Nim Hall
- Birth name: Norman MacLeod Hall
- Date of birth: 2 August 1925
- Place of birth: Huddersfield, England
- Date of death: 25 June 1972 (aged 46)
- Place of death: (registered in) Paddington, London, England

Rugby union career
- Position(s): Fly-half

International career
- Years: Team / Apps / (Points)
- 1947–1955: England / 17 / (Pts:39; Conv:8; Pens:4; Drop:3)

= Nim Hall =

England international rugby union player

Norman MacLeod "Nim" Hall (2 August 1925 – 25 June 1972) was a rugby union international who represented England from 1947 to 1955. He also captained his country.

==Early life==
Nim Hall was born on 2 August 1925 in Huddersfield and attended Worksop College a public school in North Nottinghamshire where he first started playing rugby at the age of 11. Whilst at Worksop, Hall represented North of Thames Public Schools and was widely regarded as one of the finest schoolboy rugby players of the early 1940s.

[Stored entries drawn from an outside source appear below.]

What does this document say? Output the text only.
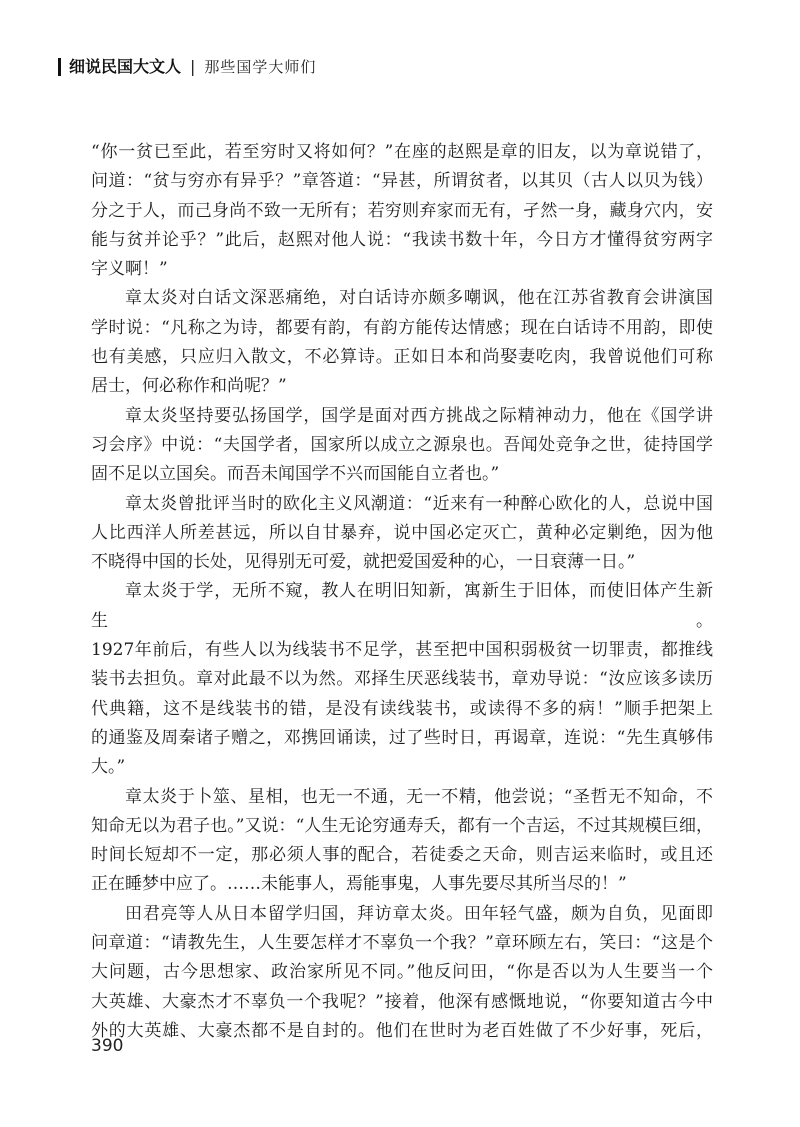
细说民国大文人 | 那些国学大师们

“你一贫已至此，若至穷时又将如何？”在座的赵熙是章的旧友，以为章说错了，

问道：“贫与穷亦有异乎？”章答道：“异甚，所谓贫者，以其贝（古人以贝为钱）

分之于人，而己身尚不致一无所有；若穷则弃家而无有，孑然一身，藏身穴内，安

能与贫并论乎？”此后，赵熙对他人说：“我读书数十年，今日方才懂得贫穷两字

字义啊！”

章太炎对白话文深恶痛绝，对白话诗亦颇多嘲讽，他在江苏省教育会讲演国

学时说：“凡称之为诗，都要有韵，有韵方能传达情感；现在白话诗不用韵，即使

也有美感，只应归入散文，不必算诗。正如日本和尚娶妻吃肉，我曾说他们可称

居士，何必称作和尚呢？”

章太炎坚持要弘扬国学，国学是面对西方挑战之际精神动力，他在《国学讲

习会序》中说：“夫国学者，国家所以成立之源泉也。吾闻处竞争之世，徒持国学

固不足以立国矣。而吾未闻国学不兴而国能自立者也。”

章太炎曾批评当时的欧化主义风潮道：“近来有一种醉心欧化的人，总说中国

人比西洋人所差甚远，所以自甘暴弃，说中国必定灭亡，黄种必定剿绝，因为他

不晓得中国的长处，见得别无可爱，就把爱国爱种的心，一日衰薄一日。”

章太炎于学，无所不窥，教人在明旧知新，寓新生于旧体，而使旧体产生新生。

1927年前后，有些人以为线装书不足学，甚至把中国积弱极贫一切罪责，都推线

装书去担负。章对此最不以为然。邓择生厌恶线装书，章劝导说：“汝应该多读历

代典籍，这不是线装书的错，是没有读线装书，或读得不多的病！”顺手把架上

的通鉴及周秦诸子赠之，邓携回诵读，过了些时日，再谒章，连说：“先生真够伟

大。”

章太炎于卜筮、星相，也无一不通，无一不精，他尝说；“圣哲无不知命，不

知命无以为君子也。”又说：“人生无论穷通寿夭，都有一个吉运，不过其规模巨细，

时间长短却不一定，那必须人事的配合，若徒委之天命，则吉运来临时，或且还

正在睡梦中应了。……未能事人，焉能事鬼，人事先要尽其所当尽的！”

田君亮等人从日本留学归国，拜访章太炎。田年轻气盛，颇为自负，见面即

问章道：“请教先生，人生要怎样才不辜负一个我？”章环顾左右，笑曰：“这是个

大问题，古今思想家、政治家所见不同。”他反问田，“你是否以为人生要当一个

大英雄、大豪杰才不辜负一个我呢？”接着，他深有感慨地说，“你要知道古今中

外的大英雄、大豪杰都不是自封的。他们在世时为老百姓做了不少好事，死后，

390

The Worksop College Rugby team of 1941/1942 of which Hall played a major part were voted schoolboy rugby team of the year alongside Bedford School, with Hall contributing 129 points out of a total of 403 for the season.

==After school==
After leaving Worksop College in 1943 Hall enlisted with the Royal Signals and played rugby for St Mary's Hospital Medical School, Paddington and the Army representative team.

==Rugby union career==
Hall made his international debut on 18 January 1947 at Cardiff Arms Park in the Wales vs England match.
Of the 17 matches he played for his national side he was on the winning side on nine occasions.
He played his final match for England on 12 February 1955 at Lansdowne Road in the Ireland vs England match.

==Death==
Nim Hall died on 25 June 1972 at Paddington Hospital in London after a short illness.